Cheap labour hinders investments in high-tech in SL: industrialist

28 November 2019 12:10 am - 0     - {{hitsCtrl.values.hits}}


  •  Says technology investments in Sri Lanka have longer payback periods compared to some countries
  • As a result, firms regularly delay such investments amid relatively cheaper labour


The appetite for investments in technology and automation is lacking in Sri Lanka because it still has relatively cheap labour compared to some of the regional peers, according to an industrialist. 

MAS Kreeda CEO/Managing Director Sarinda Unamboowe said technology investments in Sri Lanka have longer payback periods compared to countries such as China and as a result, such investments have been regularly delayed.

MAS is one of the three largest textile design and manufacturers in Sri Lanka.
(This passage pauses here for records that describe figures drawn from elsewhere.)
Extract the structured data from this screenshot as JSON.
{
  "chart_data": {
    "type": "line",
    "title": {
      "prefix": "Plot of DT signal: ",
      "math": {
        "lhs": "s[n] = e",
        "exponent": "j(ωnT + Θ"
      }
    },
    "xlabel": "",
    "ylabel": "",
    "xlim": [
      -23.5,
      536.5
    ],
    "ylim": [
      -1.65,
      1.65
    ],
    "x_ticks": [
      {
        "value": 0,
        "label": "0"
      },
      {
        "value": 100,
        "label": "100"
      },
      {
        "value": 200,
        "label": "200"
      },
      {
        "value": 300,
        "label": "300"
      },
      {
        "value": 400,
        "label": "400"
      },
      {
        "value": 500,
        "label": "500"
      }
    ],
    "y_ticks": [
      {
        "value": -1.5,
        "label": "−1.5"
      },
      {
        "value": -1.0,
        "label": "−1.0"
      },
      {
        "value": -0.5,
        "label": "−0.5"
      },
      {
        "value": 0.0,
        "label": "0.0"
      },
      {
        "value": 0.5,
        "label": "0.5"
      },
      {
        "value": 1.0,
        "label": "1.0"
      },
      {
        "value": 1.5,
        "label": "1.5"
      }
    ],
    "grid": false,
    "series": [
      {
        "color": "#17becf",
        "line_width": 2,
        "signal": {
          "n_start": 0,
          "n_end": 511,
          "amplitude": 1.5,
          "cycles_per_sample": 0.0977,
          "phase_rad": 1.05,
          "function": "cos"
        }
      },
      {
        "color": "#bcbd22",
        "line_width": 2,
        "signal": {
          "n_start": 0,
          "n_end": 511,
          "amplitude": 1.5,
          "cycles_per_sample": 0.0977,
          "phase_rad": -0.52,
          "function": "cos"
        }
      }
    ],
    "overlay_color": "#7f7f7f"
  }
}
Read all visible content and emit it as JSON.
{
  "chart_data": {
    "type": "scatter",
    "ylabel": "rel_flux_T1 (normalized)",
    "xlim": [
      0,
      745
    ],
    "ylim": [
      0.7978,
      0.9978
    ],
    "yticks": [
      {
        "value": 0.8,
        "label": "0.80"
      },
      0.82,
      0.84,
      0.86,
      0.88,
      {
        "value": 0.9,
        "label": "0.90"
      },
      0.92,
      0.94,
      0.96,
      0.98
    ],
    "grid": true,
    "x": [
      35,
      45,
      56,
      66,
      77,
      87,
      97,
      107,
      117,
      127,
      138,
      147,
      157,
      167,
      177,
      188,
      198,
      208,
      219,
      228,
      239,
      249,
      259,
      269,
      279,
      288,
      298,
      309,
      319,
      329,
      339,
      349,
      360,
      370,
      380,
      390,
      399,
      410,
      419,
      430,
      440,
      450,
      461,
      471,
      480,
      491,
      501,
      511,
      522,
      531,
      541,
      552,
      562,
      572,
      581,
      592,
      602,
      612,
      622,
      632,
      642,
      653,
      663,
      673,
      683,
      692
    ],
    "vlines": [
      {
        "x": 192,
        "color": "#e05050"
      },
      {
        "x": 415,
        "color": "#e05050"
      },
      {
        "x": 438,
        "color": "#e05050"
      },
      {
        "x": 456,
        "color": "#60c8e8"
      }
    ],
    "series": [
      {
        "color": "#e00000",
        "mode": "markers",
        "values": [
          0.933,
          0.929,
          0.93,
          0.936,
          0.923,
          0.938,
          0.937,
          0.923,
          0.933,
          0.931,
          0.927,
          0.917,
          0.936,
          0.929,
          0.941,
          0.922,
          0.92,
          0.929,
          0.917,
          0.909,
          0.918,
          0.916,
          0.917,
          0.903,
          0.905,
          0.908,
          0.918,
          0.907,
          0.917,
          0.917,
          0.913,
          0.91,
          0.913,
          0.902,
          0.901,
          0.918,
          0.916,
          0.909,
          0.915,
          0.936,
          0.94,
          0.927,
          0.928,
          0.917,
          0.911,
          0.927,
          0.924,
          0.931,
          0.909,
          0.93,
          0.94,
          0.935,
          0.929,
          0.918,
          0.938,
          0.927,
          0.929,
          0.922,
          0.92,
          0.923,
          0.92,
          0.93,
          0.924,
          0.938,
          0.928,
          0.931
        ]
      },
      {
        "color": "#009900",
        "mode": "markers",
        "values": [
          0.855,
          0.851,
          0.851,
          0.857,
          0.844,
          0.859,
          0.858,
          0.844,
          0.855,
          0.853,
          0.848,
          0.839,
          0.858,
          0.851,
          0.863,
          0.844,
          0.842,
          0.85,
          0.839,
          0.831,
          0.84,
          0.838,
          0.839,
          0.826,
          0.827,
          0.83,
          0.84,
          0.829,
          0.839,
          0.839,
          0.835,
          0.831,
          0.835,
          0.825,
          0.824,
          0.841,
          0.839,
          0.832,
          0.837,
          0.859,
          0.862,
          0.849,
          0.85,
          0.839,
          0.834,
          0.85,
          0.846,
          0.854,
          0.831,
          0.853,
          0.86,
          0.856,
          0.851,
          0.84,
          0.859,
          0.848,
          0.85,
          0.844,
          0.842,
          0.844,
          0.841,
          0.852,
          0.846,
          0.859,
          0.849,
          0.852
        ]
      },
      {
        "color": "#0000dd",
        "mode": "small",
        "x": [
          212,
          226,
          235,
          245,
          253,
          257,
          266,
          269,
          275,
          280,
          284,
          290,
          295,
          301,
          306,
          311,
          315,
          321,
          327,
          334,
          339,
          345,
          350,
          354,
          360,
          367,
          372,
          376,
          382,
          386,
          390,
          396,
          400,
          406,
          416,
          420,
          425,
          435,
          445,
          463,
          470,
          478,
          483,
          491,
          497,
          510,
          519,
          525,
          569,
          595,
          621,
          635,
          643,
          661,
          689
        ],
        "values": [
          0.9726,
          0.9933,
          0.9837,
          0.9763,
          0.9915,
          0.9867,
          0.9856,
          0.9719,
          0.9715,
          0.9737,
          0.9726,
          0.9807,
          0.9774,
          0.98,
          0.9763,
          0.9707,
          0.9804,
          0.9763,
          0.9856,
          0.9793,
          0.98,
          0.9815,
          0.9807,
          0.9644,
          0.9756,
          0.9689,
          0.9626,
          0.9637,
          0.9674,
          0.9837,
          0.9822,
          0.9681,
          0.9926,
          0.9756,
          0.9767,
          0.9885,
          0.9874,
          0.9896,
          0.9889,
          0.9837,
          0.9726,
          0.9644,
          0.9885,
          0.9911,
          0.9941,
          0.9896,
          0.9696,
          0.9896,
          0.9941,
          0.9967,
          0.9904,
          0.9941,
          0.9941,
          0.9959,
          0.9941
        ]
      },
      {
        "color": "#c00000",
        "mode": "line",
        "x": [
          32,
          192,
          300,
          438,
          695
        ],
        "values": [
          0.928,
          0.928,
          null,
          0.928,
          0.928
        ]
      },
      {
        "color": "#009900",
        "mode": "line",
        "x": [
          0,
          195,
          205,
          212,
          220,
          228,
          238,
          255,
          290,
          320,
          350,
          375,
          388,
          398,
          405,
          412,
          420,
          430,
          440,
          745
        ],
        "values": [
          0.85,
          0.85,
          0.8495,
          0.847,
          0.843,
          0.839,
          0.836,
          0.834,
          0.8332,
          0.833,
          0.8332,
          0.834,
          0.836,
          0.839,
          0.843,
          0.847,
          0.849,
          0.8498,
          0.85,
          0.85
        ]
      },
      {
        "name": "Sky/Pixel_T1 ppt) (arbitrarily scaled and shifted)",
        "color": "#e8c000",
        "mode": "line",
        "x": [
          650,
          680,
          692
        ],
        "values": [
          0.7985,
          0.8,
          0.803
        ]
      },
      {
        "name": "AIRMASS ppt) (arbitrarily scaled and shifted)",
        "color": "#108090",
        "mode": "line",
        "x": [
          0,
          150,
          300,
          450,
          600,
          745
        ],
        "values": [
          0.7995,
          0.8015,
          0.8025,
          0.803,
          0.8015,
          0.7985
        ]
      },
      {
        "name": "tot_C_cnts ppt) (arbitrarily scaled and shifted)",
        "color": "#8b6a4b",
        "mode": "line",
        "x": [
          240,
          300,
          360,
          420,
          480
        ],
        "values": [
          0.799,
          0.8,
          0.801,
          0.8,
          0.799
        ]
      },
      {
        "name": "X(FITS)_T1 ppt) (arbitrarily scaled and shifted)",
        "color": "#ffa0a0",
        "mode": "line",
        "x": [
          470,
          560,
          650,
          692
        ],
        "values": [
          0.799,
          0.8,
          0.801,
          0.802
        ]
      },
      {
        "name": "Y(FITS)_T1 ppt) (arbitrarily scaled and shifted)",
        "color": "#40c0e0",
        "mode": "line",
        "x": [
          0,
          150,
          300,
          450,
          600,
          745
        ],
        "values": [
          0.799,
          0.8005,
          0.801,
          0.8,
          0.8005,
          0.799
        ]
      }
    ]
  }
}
“One of the biggest issues that you have in Sri Lanka is that labour in Sri Lanka is still relatively cheap. So, investment in technology becomes something that people put on the back burner because your return on investment tends to get lot slower when you have cheap labour,” Unamboowe said. 

Speaking on the subject of digitising and automating channels and supply chains at the Sri Lanka Retail Forum held on the theme ‘The Retail Revolution’ yesterday, in Colombo, he said a blue-collar worker in China costs about US $ 1,000 a month, whereas the cost is around US $ 300 for a Sri Lankan worker. 

This makes a clear case for a Chinese manufacturer to automate his supply chain than for a Sri Lankan manufacturer, Unamboowe added. 

He cited cases of near-fully automated warehouses in certain markets operated with no more than two employees but the appetite for such automation is absent in the Sri Lankan warehousing and logistics sector purely because the labour is cheaper than the longer waiting period from investments in automation to pay back.

In recent times, there were cases where Sri Lanka has been shunned by some investors and global businesses citing expensive labour, which makes Sri Lanka a less competitive destination for business, compared to Bangladesh and Vietnam. 

The same reason has pushed the Sri Lankan textile manufacturers also up in the value chain to more towards the design technology and building own brands from pure manufacturing over the years. 

However, Sri Lanka has better and safer working conditions for the people compared to some of the regional peers with cheap labour.

Typically, when a country migrates into a higher income bracket, it loses the advantage on cheaper labour as people’s incomes also rise in tandem with the economy, economists say.      
Meanwhile, Unamboowe said he doesn’t see a serious labour shortage in Sri Lanka as cited by many industries.  

He said the issue lies with whether the Sri Lankan companies use the right ways of attracting people and retaining them. 

“Still, as of now, even though people talk of shortage of labour, I don’t think there is a big shortage of labour. The labour is just there but we are not attracting it the right way,” said Unamboowe, who leads a highly labour-intensive industry in Sri Lanka. 

“The labour is available. The biggest issue that we face is retaining that labour. If you look at most of the industries that we are in, the labour turnover could be as high as 5 to 7 percent a month. But the labour is there.” 

Unamboowe said at MAS, flexible hours and telecommuting have been introduced for their workers, which in fact improve the quality of lives of their workers.